It’s exciting

redhatlogo.jpgYesterday, I installed Windows XP on two Intel Macs using Apple’s Boot Camp. Today, I used the Beta release of Parallels Workstation to install Windows XP and Red Hat Enterprise Linux 4 on an Intel iMac.

Boot Camp makes installing Windows XP on a Mac as simple as can be imagined. (If installing an OS could ever really be called simple.) Parallels Workstation is definitely more techie-oriented: a novice would quickly give up, I think. But it does work. Some key shortcomings of the Parallels solution:

1) No sound (yet).
2) Full-screen mode doesn’t work (yet).
3) No support for USB (yet).
4) Networking support is more primitive – it looks like you can use Ethernet or Wireless, but not both.
5) No support for CD or DVD burning
6) No mounting of actual volumes – only drive images are supported.
7) Graphics performance is less than when booted directly into WinXP.

Several of these limitations are supposed to be addressed before the final (non-beta) release.

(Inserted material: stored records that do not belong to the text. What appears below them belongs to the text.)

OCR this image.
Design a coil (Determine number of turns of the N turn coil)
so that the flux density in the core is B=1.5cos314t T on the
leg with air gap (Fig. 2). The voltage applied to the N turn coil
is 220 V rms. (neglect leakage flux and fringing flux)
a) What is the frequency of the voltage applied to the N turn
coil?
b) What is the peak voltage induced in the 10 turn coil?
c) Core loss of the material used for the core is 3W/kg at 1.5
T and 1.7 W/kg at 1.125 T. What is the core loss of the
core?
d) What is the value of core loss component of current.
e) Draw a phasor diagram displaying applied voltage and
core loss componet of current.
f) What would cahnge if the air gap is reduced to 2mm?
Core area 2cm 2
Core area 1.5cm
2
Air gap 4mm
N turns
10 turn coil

But the advantages are nice, too:
1) No need to reboot just to run one Windows app.
2) Support for Windows 3.1 through Windows 2003 Server.
3) Support for multiple flavors of Linux, FreeBSD, Solaris, etc.
4) The drive image for the virtual machine can be anywhere – on an existing partition or on a FireWire or USB drive. The Boot Camp solution can only boot Windows XP from a partition on the primary internal drive.

An appealing option would be a way to use the same Windows XP partition to either boot directly into XP, or to boot a VM. This way you could get top performance when you needed it, or maximum convienence when in OS X. You can do that now by using both Boot Camp and Parallels, but you have to maintain two seperate Windows installations: one on an actual drive partition, and one in a virtual drive image. Double the disk space and double the work!

One the other hand, since the VM and the actual hardware look like two different pieces of hardware to Windows, it might be problematic to use the same OS image for both modes. Other operating systems might not have these issues, though.

But these are exciting and interesting times to work with Macs – new possibilities seem to appear every day.